Strength

 “THAT JUST LOOKS GROSS!” my kids shouted in disgust.  “He doesn’t even look normal!  Look at the way his veins are popping out!”  Recently, our fam was watching a kids’ movie that starred a wrestler-gone-actor, and his muscles were—let’s just say—a bit much.  He appeared very strong; in fact, it seemed that his muscles had muscles.  But was he really strong?  We measure strength very differently than God does, so I have stopped trying to measure substance by my own standards.  

This year, God has been challenging me to take off my mask of might and exchange it for true strength, but the funny thing is, the process of confession and transparency looks a whole lot like weakness. It feels like I am going backward, and I think that’s the point.  Sometimes the way to grow up is to grow down.  Our world prides itself on independence, yet God is pleased with brokenness.  (Psalm 51:17) 

So often we are not relatable to the world because we seemingly have it all together.  We sweep dark thoughts and dashed dreams under the rug.  We pray trite prayers and refuse to be a wreck in front of God or anybody else.  Yet David, the man after God’s own heart was a hot mess, spilling his tattered emotions and bleeding heart across parchment that still encourages us today.  God didn’t cast him aside for his diatribes; rather, he won the title “Man after God’s Own Heart.”  

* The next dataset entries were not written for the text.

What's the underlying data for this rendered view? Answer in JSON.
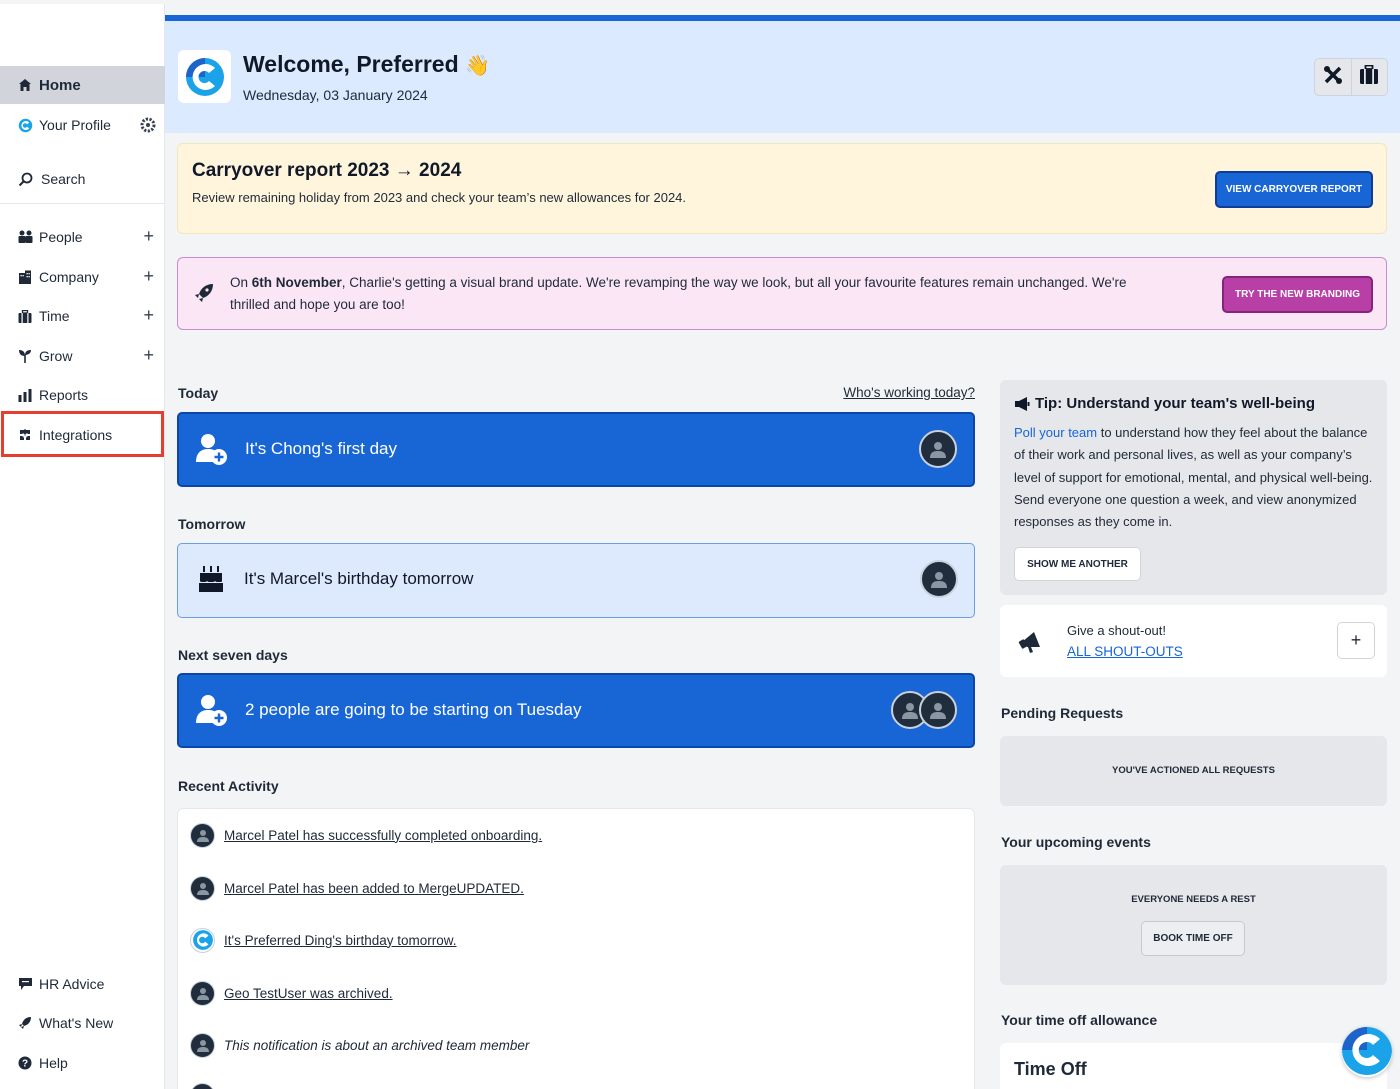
{
  "sidebar": {
    "home": "Home",
    "profile": "Your Profile",
    "search": "Search",
    "people": "People",
    "company": "Company",
    "time": "Time",
    "grow": "Grow",
    "reports": "Reports",
    "integrations": "Integrations",
    "hr_advice": "HR Advice",
    "whats_new": "What's New",
    "help": "Help"
  },
  "header": {
    "welcome": "Welcome, Preferred",
    "wave": "👋",
    "date": "Wednesday, 03 January 2024"
  },
  "carryover": {
    "title": "Carryover report 2023 → 2024",
    "subtitle": "Review remaining holiday from 2023 and check your team’s new allowances for 2024.",
    "button": "VIEW CARRYOVER REPORT"
  },
  "branding": {
    "prefix": "On ",
    "date_bold": "6th November",
    "text": ", Charlie's getting a visual brand update. We're revamping the way we look, but all your favourite features remain unchanged. We're thrilled and hope you are too!",
    "button": "TRY THE NEW BRANDING"
  },
  "today": {
    "label": "Today",
    "link": "Who's working today?",
    "card": "It's Chong's first day"
  },
  "tomorrow": {
    "label": "Tomorrow",
    "card": "It's Marcel's birthday tomorrow"
  },
  "next_seven": {
    "label": "Next seven days",
    "card": "2 people are going to be starting on Tuesday"
  },
  "recent": {
    "label": "Recent Activity",
    "items": [
      "Marcel Patel has successfully completed onboarding.",
      "Marcel Patel has been added to MergeUPDATED.",
      "It's Preferred Ding's birthday tomorrow.",
      "Geo TestUser was archived.",
      "This notification is about an archived team member"
    ]
  },
  "tip": {
    "title": "Tip: Understand your team's well-being",
    "link": "Poll your team",
    "body": " to understand how they feel about the balance of their work and personal lives, as well as your company’s level of support for emotional, mental, and physical well-being. Send everyone one question a week, and view anonymized responses as they come in.",
    "button": "SHOW ME ANOTHER"
  },
  "shoutout": {
    "text": "Give a shout-out!",
    "link": "ALL SHOUT-OUTS",
    "plus": "+"
  },
  "pending": {
    "label": "Pending Requests",
    "status": "YOU'VE ACTIONED ALL REQUESTS"
  },
  "upcoming": {
    "label": "Your upcoming events",
    "status": "EVERYONE NEEDS A REST",
    "button": "BOOK TIME OFF"
  },
  "allowance": {
    "label": "Your time off allowance",
    "card_title": "Time Off"
  },
  "colors": {
    "accent": "#1865d6",
    "header_bg": "#dbeafe",
    "carryover_bg": "#fef5dc",
    "branding_bg": "#fbe6f6",
    "branding_button": "#b73fa6",
    "highlight": "#e53e2e"
  }
}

I’m learning to embrace weakness to find strength, and my prayer times have become sweeter as a result.   I have learned to come to God like a child, running into His Arms when I have a scrape or a wound.  In times past, I would have settled my mask firmly in place, pulled myself up by my bootstraps and fiercely faced the day.  Now, I vent hard things, I try to pray God’s strategies instead of my own, I am absolutely weak in and of myself, and this way is definitely better.  My journal is a love letter to God where I allow Him to know the real me that no one else sees, and this has forged an inroad to intimacy.  Intimacy (Into-Me-See ) is all about welcoming God into the deepest places of my heart even if they’re not pretty.  

Looking at me, you won’t see tight muscles and toned skin, but I am stronger than I’ve ever been. Why?  Because I realize that my life is hidden in Christ (Colossians 3:3), and He is all the strength that I will ever need.